Si Marie Caillou est bien née en France, à Montbéliard, sa carrière artistique l'a menée à développer ses talents créatifs au Japon, où son travail est très apprécié. Cela va de produits dérivés pour Sony aux dessins de kimonos pour une grande marque japonaise. C'est cette approche de la culture nippone qui lui a permis de produire Les Monstres de Mayuko.
Mayuko est une petite fille qui vit avec sa mère dans une maison isolée, à l'orée de la forêt. La terre est recouverte de neige, et la petite fille s'amuse à lancer des boules de neige sur les statuettes porte-bonheur placées près de leur demeure. Mais Mayuko a pris froid et se couche avec de la fièvre. C'est alors que Kitsune, la statuette renard, s'approche d'elle et la réveille. Prétextant de l'amener à sa mère pour un verre d'eau, il l'emmène en réalité dans un monde onirique, où le danger guette derrière chaque buisson et où Tanuki, la deuxième statuette, veut aussi s'emparer de la fillette.

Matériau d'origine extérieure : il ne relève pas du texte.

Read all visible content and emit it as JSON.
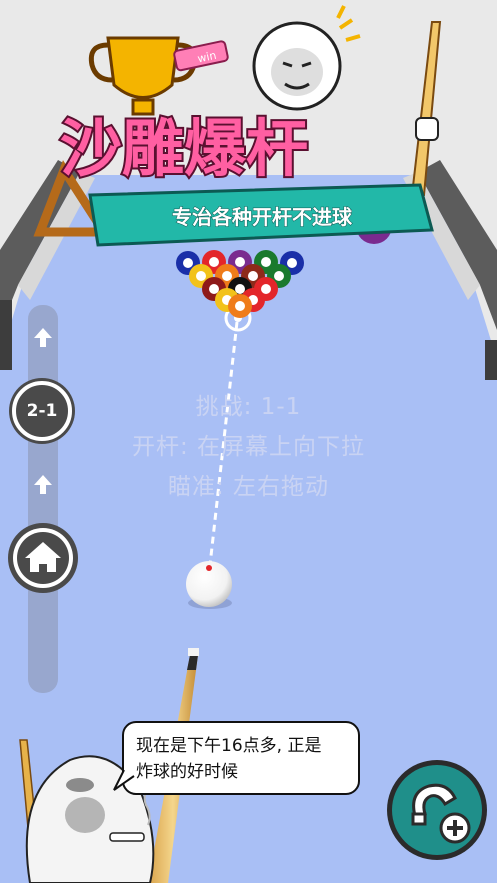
{
  "title": {
    "main": "沙雕爆杆",
    "banner": "专治各种开杆不进球",
    "win_tag": "win"
  },
  "level": {
    "badge": "2-1"
  },
  "instructions": {
    "challenge": "挑战: 1-1",
    "break": "开杆: 在屏幕上向下拉",
    "aim": "瞄准: 左右拖动"
  },
  "speech": {
    "line1": "现在是下午16点多, 正是",
    "line2": "炸球的好时候"
  },
  "icons": {
    "up_arrow_top": "arrow-up-icon",
    "up_arrow_bottom": "arrow-up-icon",
    "home": "home-icon",
    "magnet": "magnet-plus-icon"
  },
  "colors": {
    "table_felt": "#a9bff5",
    "rail": "#585858",
    "banner": "#22b8a8",
    "title_pink": "#ff5fa2",
    "magnet_button": "#1f8f8a"
  }
}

Entrer dans le monde crée par Marie Caillou est un véritable enchantement. Au premier abord, ce qui frappe l'oeil, c'est la beauté des dessins. Dans un style très épuré, très doux, le Japon est là par les couleurs, douces et vives à la fois, par le dessin des kimonos, des paysages. Les traits sont précis et aérés, sans surcharge, et dans l'ensemble on pourrait avoir l'impression d'admirer un livre pour enfant.
Mais en lisant l'histoire on s'aperçoit vite qu'on est loin du compte. Nous avançons dans un monde onirique, mais relevant plus du cauchemar que du rêve. Mayuko n'est pas une petite fille douce et docile. Elle est plutôt capricieuse et grincheuse. Et puis elle évolue dans un univers inquiétant, avec des monstres qui font semblant d'être aimables ; et Kitsune a beau lui faire miroiter l'imminence d'un point d'eau elle continue à mourir de soif. Mayuko raconte elle-même l'histoire d'une jeune fille mangée morceau par morceau par un monstre marin, et une planche détaille précisément les différentes étapes du festin. Mais toujours dans de très belles couleurs, et de très beaux dessins. Ce qui donne à l'ensemble un caractère assez malsain, comme une image de jolie petite fille à bouclettes blondes avec une hache à la main. Et c'est ce qui est particulièrement fascinant dans cette oeuvre.
L'aventure de Mayuko est par ailleurs très agréable à suivre, pleine de surprises. Chaque fois qu'elle se sort d'une situation une autre pire encore surgit devant elle. Mais la petite fille ne se démonte pas et tient même tête à Kitsune et Tanuki. Jusqu'au dénouement final, sans surprise mais qui ne pouvait mieux terminer l'histoire et apporter la morale attendue.
Les Monstres de Mayuko oscille en permancence entre terreur et poésie, violence et douceur, innocence et perversité. C'est une oeuvre qui ne laisse pas indifférent et que je recommande pour sa puissance et sa singularité, en plus, évidemment, de sa beauté époustouflante.